Y otra persona chilló. El ruido se convirtió en estruendo, y los gritos flotaron en la oscuridad, por todas partes. El pánico estaba apoderándose de la multitud.
Ya no había esperanza de ser oída. Lina se agarró al borde de la torre del reloj, como si el tumulto pudiera causar su caída. Forzó la vista en la oscuridad. Sin luz, no podía ir a ningún sitio. «Luces, volved —rezó—. Volved.»
Entonces vislumbró algo. Al principio pensó que estaba viendo visiones. Cerró los ojos con fuerza y los volvió a abrir. Seguía ahí: era un punto de luz, moviéndose débilmente, en línea recta. Después giró y volvió a moverse en línea recta. ¿Estaba en la calle River? No podía estar segura. Pero de repente, supo de qué se trataba. Era Doon, con una vela. Doon, yendo a las tuberías en la oscuridad.
Ella también quería ir. Podía sentir la necesidad de correr y encontrarse con él, y buscar la salida de Las Ascuas, hasta llegar a ese nuevo lugar. Escuchó los gritos y lloros de la gente aterrorizada, abajo en la plaza. Pensó en la señora Murdo, en medio de la oscuridad, empujada y sacudida, agarrando firmemente con sus brazos a Poppy, intentando protegerla, y de repente todo le resultó muy claro. Lina sabía lo que iba a hacer. Si las luces se encendieran, si ése no fuera el último apagón de la historia de Las Ascuas… Mientras miraba la pequeña lucecilla seguir su propio rumbo, formuló un deseo con toda la fuerza de su corazón y de su mente.

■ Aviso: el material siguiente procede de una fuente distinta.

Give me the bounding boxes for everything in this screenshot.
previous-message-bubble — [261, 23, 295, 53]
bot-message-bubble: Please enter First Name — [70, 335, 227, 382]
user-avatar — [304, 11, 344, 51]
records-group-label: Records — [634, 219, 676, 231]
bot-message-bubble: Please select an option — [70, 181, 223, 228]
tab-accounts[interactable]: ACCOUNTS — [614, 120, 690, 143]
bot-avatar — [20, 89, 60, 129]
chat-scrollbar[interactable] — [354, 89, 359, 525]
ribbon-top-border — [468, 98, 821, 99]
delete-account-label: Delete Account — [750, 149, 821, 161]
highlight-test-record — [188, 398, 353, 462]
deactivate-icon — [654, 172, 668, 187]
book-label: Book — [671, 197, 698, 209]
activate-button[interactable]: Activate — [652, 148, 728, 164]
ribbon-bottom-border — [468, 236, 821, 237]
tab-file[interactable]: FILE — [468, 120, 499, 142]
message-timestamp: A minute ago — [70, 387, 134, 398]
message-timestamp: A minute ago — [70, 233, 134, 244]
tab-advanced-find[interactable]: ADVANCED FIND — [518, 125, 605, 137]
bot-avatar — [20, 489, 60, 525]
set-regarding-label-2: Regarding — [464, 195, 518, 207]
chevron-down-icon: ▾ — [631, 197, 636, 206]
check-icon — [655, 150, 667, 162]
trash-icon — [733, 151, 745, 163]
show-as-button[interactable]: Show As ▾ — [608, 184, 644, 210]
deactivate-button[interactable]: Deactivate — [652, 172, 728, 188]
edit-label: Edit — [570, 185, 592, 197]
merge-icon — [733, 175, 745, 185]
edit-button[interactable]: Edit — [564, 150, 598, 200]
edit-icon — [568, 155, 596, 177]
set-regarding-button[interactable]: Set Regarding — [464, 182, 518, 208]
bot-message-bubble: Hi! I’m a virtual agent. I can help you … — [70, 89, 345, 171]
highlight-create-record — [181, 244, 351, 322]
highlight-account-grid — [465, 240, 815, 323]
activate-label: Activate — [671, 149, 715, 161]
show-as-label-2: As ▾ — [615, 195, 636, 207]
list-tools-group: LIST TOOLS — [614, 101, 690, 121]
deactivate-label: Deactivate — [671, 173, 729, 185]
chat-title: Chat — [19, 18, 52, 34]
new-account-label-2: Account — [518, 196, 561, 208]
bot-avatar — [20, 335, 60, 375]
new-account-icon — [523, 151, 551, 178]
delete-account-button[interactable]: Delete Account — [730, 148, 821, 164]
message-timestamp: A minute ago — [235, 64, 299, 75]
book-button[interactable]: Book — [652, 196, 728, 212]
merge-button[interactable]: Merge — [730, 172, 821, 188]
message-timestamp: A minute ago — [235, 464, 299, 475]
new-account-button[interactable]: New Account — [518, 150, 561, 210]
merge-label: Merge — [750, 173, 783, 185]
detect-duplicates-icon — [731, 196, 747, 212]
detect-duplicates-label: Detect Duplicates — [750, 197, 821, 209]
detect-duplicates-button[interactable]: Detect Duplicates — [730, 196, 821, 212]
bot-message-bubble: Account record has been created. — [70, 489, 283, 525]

Entonces, las luces parpadearon y la multitud emitió un grito esperanzado. Se encendieron y permanecieron encendidas. Lina corrió hasta la parte de atrás del tejado y sin problema alguno se dejó caer hasta el de la prisión. Al ver que no había guardias entre el río de gente que comenzaba a circular por la calle, saltó hasta el suelo y se unió a la muchedumbre. Llegó hasta la calle Greystone, siguiendo el ritmo de los demás transeúntes para no llamar la atención. Cuando llegó al recinto de las basuras ubicado en la parte trasera del Salón de Reuniones, se agachó y se escondió. El corazón le latía muy deprisa, pero se sentía fuerte y decidida. Tenía un plan. En cuanto vio a la señora Murdo y a Poppy de camino a casa, lo puso en práctica.